1000/18.79 = 53.22 iter/sec
1000/19.54 = 51.18
1000/18.55 = 53.91
1000/18.68 = 53.53
1000/18.50 = 54.05
1000/18.08 = 55.31
Sum of six = 321.20 iter / sec (0.01 /sec difference is probably due to 2-digit roundoff)
Work required for an iteration is roughly exponent * log (exponent) * log( log(exponent)) and fft length is a nearly linear function of exponent, while the processor's rate of work is fairly constant. See for example the last two attachments of
https://www.mersenneforum.org/showpo...19&postcount=5, right columns; constant within +-20% over 2M-64M fft length. (Numerous processor types have been exhaustively benchmarked and posted in that thread.) Large multiprecision multiplication is so for some rather fundamental reasons; see Donald Knuth, Seminumerical Algorithms or
https://www.mersenneforum.org/showpo...21&postcount=7
If this still doesn't make sense that iteration time is dependent on fft length or exponent, time yourself for each of squaring a one-digit decimal number; a 4 digit, and a 10-digit.

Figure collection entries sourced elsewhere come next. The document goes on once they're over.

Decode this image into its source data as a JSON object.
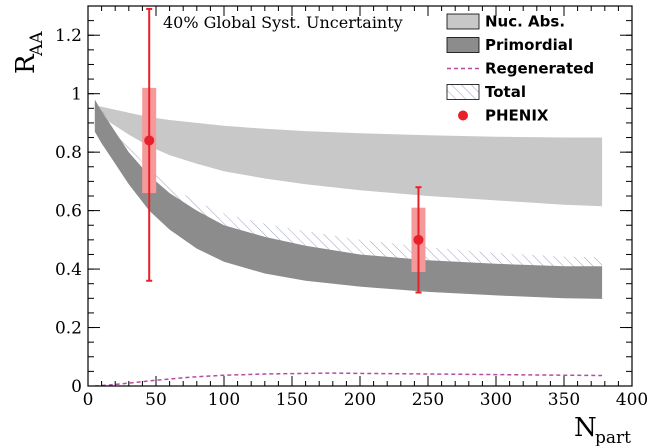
{
  "chart_data": {
    "type": "line",
    "annotation": "40% Global Syst. Uncertainty",
    "xlabel_main": "N",
    "xlabel_sub": "part",
    "ylabel_main": "R",
    "ylabel_sub": "AA",
    "xlim": [
      0,
      400
    ],
    "ylim": [
      0,
      1.3
    ],
    "x_ticks": [
      0,
      50,
      100,
      150,
      200,
      250,
      300,
      350,
      400
    ],
    "y_ticks": [
      0,
      0.2,
      0.4,
      0.6,
      0.8,
      1,
      1.2
    ],
    "x_tick_labels": [
      "0",
      "50",
      "100",
      "150",
      "200",
      "250",
      "300",
      "350",
      "400"
    ],
    "y_tick_labels": [
      "0",
      "0.2",
      "0.4",
      "0.6",
      "0.8",
      "1",
      "1.2"
    ],
    "legend_position": "top-right",
    "series": [
      {
        "name": "Nuc. Abs.",
        "style": "band",
        "color": "#c8c8c8",
        "x": [
          5,
          10,
          20,
          30,
          45,
          60,
          80,
          100,
          130,
          160,
          200,
          250,
          300,
          350,
          378
        ],
        "upper": [
          0.96,
          0.955,
          0.945,
          0.935,
          0.92,
          0.91,
          0.9,
          0.89,
          0.88,
          0.872,
          0.865,
          0.858,
          0.853,
          0.85,
          0.85
        ],
        "lower": [
          0.94,
          0.92,
          0.89,
          0.86,
          0.82,
          0.79,
          0.76,
          0.735,
          0.71,
          0.69,
          0.67,
          0.65,
          0.635,
          0.62,
          0.615
        ]
      },
      {
        "name": "Primordial",
        "style": "band",
        "color": "#8c8c8c",
        "x": [
          5,
          10,
          20,
          30,
          45,
          60,
          80,
          100,
          130,
          160,
          200,
          250,
          300,
          350,
          378
        ],
        "upper": [
          0.98,
          0.94,
          0.87,
          0.8,
          0.72,
          0.66,
          0.6,
          0.55,
          0.51,
          0.48,
          0.45,
          0.43,
          0.418,
          0.41,
          0.41
        ],
        "lower": [
          0.87,
          0.83,
          0.76,
          0.69,
          0.6,
          0.535,
          0.47,
          0.425,
          0.385,
          0.36,
          0.34,
          0.322,
          0.31,
          0.3,
          0.298
        ]
      },
      {
        "name": "Regenerated",
        "style": "dashed-line",
        "color": "#b44ca0",
        "x": [
          5,
          15,
          30,
          50,
          75,
          100,
          130,
          160,
          180,
          200,
          250,
          300,
          350,
          378
        ],
        "y": [
          0.0,
          0.003,
          0.01,
          0.02,
          0.03,
          0.037,
          0.041,
          0.043,
          0.044,
          0.043,
          0.041,
          0.039,
          0.037,
          0.036
        ]
      },
      {
        "name": "Total",
        "style": "hatched-band",
        "color": "#8a94b8",
        "x": [
          5,
          10,
          20,
          30,
          45,
          60,
          80,
          100,
          130,
          160,
          200,
          250,
          300,
          350,
          378
        ],
        "upper": [
          0.98,
          0.945,
          0.88,
          0.82,
          0.74,
          0.685,
          0.63,
          0.59,
          0.555,
          0.53,
          0.5,
          0.475,
          0.455,
          0.443,
          0.44
        ],
        "lower": [
          0.87,
          0.835,
          0.77,
          0.705,
          0.625,
          0.565,
          0.505,
          0.465,
          0.43,
          0.405,
          0.385,
          0.365,
          0.35,
          0.338,
          0.333
        ]
      },
      {
        "name": "PHENIX",
        "style": "points",
        "color": "#e8202a",
        "box_color": "#f49a9a",
        "points": [
          {
            "x": 45,
            "y": 0.84,
            "stat_low": 0.36,
            "stat_high": 1.29,
            "syst_low": 0.66,
            "syst_high": 1.02
          },
          {
            "x": 243,
            "y": 0.5,
            "stat_low": 0.32,
            "stat_high": 0.68,
            "syst_low": 0.39,
            "syst_high": 0.61
          }
        ]
      }
    ]
  }
}
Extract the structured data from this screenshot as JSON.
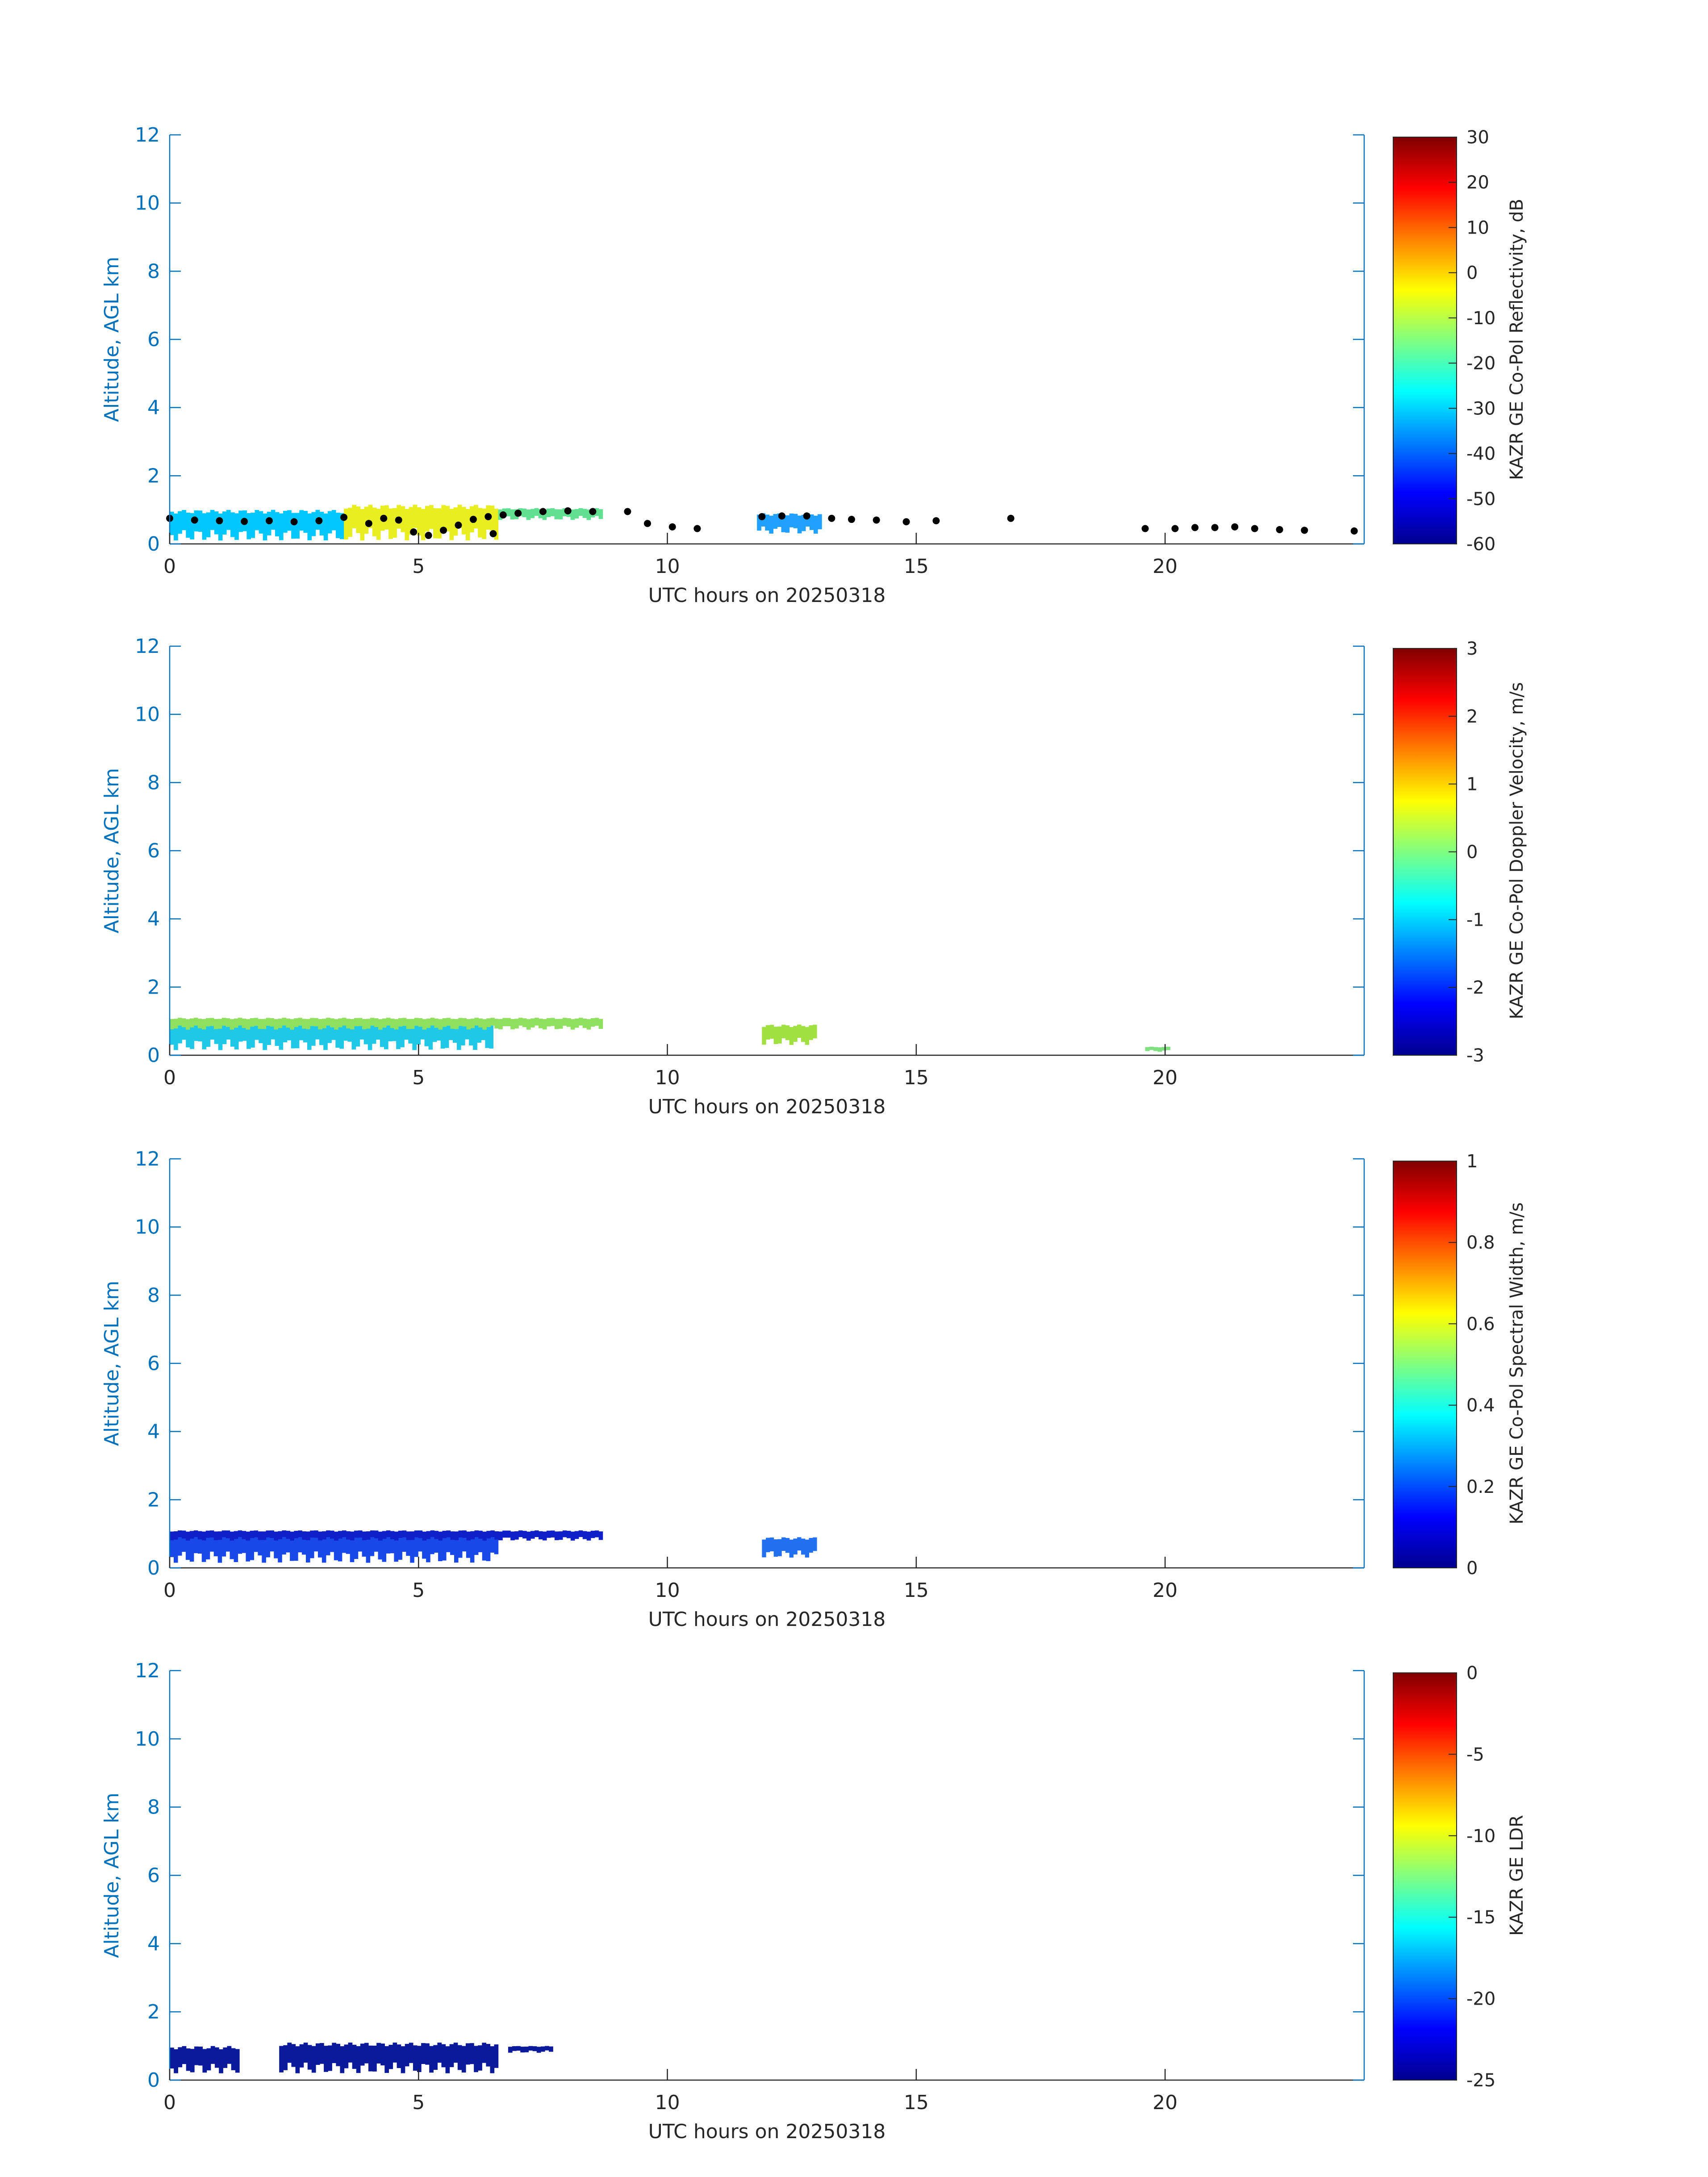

What is most efficient on a given system depends on system and processor details and fft length. The optimal number of workers can change versus exponent or fft length. Dual-Xeon systems do MUCH better with 2 workers or more than with one; single-worker throughput on the Knights Landing I'm benchmarking now is positively dreadful with one worker (less than 10% of maximum in some fft lengths).
Hyperthreading usually is not an advantage in fft-based multiplication, but in some cases provides an advantage.
Benchmarking them is the right thing to do.
Welcome to the forum. And the learning curve.